Atualizado: 27 de mai.

Essa é uma frase que tenho escutado com certa frequência, e não só no consultório, dita com um certo constrangimento, como se não fosse permitido se sentir mal quando, aparentemente, a vida está funcionando. Existe um incômodo silencioso em viver esse tipo de desconexão: quando o trabalho vai bem, a rotina está em dia, os compromissos são cumpridos, mas, internamente, algo parece fora do lugar. Esse desencontro entre o que se vive por fora e o que se sente por dentro não é raro, muito pelo contrário, é um tipo de sofrimento emocional que costuma passar despercebido até por quem o sente, justamente porque não há uma "justificativa concreta" para estar mal, e por não haver um motivo claro, surgem a culpa e a autocrítica, e junto delas, frases como: “mas eu tenho tudo para estar bem”, “tem gente passando por coisas muito piores”, “é só uma fase.”


A consequência disso é o silenciamento da dor, uma tentativa de encaixá-la em alguma lógica ou, pior ainda, de ignorá-la por completo. Vamos funcionando, como quem empurra os dias, esperando que essa sensação passe sozinha, de modo que, muitas vezes, ela até passa, mas volta, e a cada retorno, parece um pouco mais forte, mais presente, mais difícil de disfarçar.

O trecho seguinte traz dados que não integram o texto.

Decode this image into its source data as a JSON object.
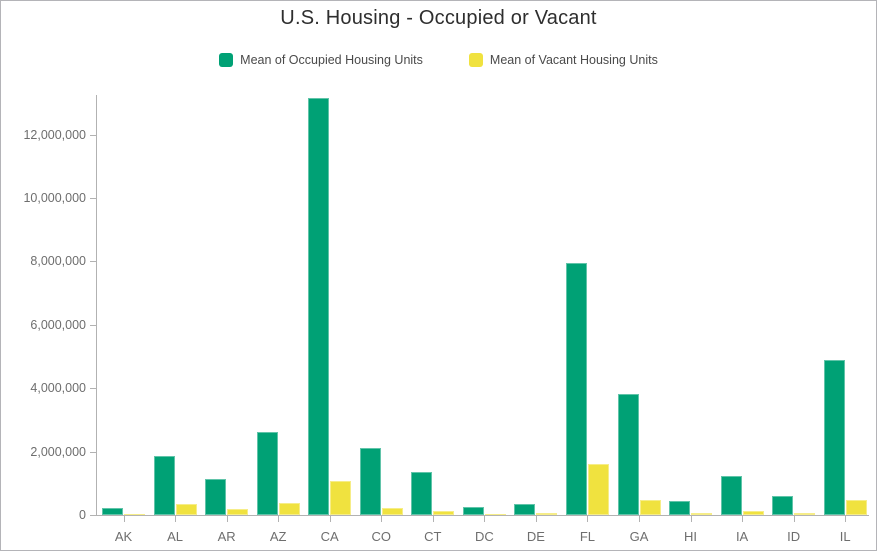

Talvez essa seja uma das armadilhas mais sofisticadas do sofrimento psíquico, não precisa de uma crise escancarada para existir, podendo se manifestar nos pequenos vazios, na ausência de entusiasmo, na falta de sentido, na dificuldade de se conectar consigo mesmo e com os outros, e é justamente por isso que é tão difícil nomeá-lo.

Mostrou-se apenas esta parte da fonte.